L'Américain Charles Cohen veut ressusciter le cinéma art et essai parisien "La Pagode"

Par @Culturebox
Mis à jour le 05/10/2017 à 19H29, publié le 05/10/2017 à 14H53
La salle de projection du cinéma "La Pagode". Le cinéma avait fermé ses portes en 2015, avant d'être racheté cette année par Charles Cohen. 

La salle de projection du cinéma "La Pagode". Le cinéma avait fermé ses portes en 2015, avant d'être racheté cette année par Charles Cohen. 

© HERV GYSSELS / PHOTONONSTOP

Le magnat de l'immobilier Charles Cohen veut utiliser sa fortune pour faire renaître "La Pagode". Déjà propriétaire de plusieurs salles aux Etats-Unis, le cinéphile américain, fou de cinéma français, souhaite redorer le blason de ce temple du 7e art, qui avait fermé ses portes en 2015.

"J'en ai entendu parler lors de mon précédent séjour à Paris, en mai. Ca m'a intrigué. J'en ai parlé à Cannes à mon ami, le réalisateur Abderrahmane Sissako ("Timbuktu"). Ensuite, on a négocié", se souvient l'homme d'affaires, de passage cette semaine dans la capitale. Du cinéma installé dans une pagode, classé monument historique et accueillant 100.000 spectateurs par an, il loue "l'histoire riche, l'emplacement exceptionnel et les souvenirs" qui y sont liés. 
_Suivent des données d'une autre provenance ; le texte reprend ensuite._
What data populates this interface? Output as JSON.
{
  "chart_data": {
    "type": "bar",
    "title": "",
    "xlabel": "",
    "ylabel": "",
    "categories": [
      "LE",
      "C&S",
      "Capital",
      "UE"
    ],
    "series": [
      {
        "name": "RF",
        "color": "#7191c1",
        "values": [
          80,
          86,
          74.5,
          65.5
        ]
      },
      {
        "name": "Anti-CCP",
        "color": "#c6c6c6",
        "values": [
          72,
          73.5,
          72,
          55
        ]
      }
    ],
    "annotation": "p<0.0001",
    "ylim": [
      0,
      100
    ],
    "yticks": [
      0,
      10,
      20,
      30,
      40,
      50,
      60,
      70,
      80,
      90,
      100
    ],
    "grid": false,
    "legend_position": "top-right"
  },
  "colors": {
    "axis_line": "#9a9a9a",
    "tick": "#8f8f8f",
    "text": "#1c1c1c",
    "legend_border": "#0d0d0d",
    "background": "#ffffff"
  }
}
Un temple du cinéma à Paris

Construite en 1896, l'Etoile Pagode, devenue La Pagode, était un haut lieu de la cinéphilie dans les années 1960 et projetait les oeuvres des cinéastes de la Nouvelle Vague. Connue pour sa programmation exigeante, la salle l'était aussi pour son jardin luxuriant, situé rue de Babylone, dans le très chic VIIe arrondissement de Paris. Un court-métrage documentaire avait été réalisé par Caroline Von Gimenez sur l'histoire de ce cinéma.  

Propriétaire depuis moins d'une semaine, Charles Cohen espère rouvrir la salle "d'ici trois ans" après des travaux de rénovation (encore non chiffrés), l'installation de nouveau mobilier et de deux nouveaux écrans (soit quatre au total). Il réfléchit aussi à installer un bar à vins et un lieu de petite restauration.


Dans l'Hexagone, l'Américain sait qu'il marche sur des oeufs et espère contenter tout le monde: les réalisateurs comme les cinéphiles, les Parisiens comme les habitants du quartier. "Je veux faire les choses bien", affirme le sexagénaire, qui a déjà racheté plusieurs salles de cinéma aux Etats-Unis, dont le Quad en 2014, une salle datant des années 70 dans le quartier de Greenwich Village à New York. Il a procédé à une restauration du lieu et a mis sur pied une programmation ambitieuse mêlant films d'auteur ("Visages, villages" d'Agnès Varda et JR sera bientôt à l'affiche) et rétrospectives (dont une actuellement consacrée à l'acteur Harry Dean Stanton, décédé mi-septembre).

"Je suis né cinéphile" (Charles Cohen)

Biberonné au septième art ("je suis né cinéphile", plaisante-t-il), Charles Cohen se souvient de son émotion devant "Cendrillon" à l'âge de trois ans, puis de sa rencontre avec la Nouvelle Vague et le cinéma français. Cette passion des salles obscures ne l'a jamais quitté.  Au point de devenir une de ses activités phare en plus de l'immobilier: il a constitué au fil des ans un catalogue de plus de 800 classiques (de Buster Keaton à Bunuel) et a crée en 2008 Cohen Media Group, destiné à la production et la distribution de films indépendants et d'art et d'essai outre-Atlantique. La société est numéro un de la distribution de films français aux Etats-Unis et a notamment distribué "Le client" d'Asghar Farhadi, Oscar 2017 du meilleur film étranger. 

Il a récemment acquis les droits de "L'amant double" de François Ozon, "Mon garçon" de Christian Carion ainsi que le "Rodin" de Jacques Doillon et le "Gaughin" d'Edouard Deluc, actuellement en salle. Il voit 4 à 5 films par semaine, court les festivals et estime que la Pagode est "une première étape" sur le sol français où il a d'autres projets. Une fois la célèbre salle remise sur les rails, "tout sera plus simple", prédit-il.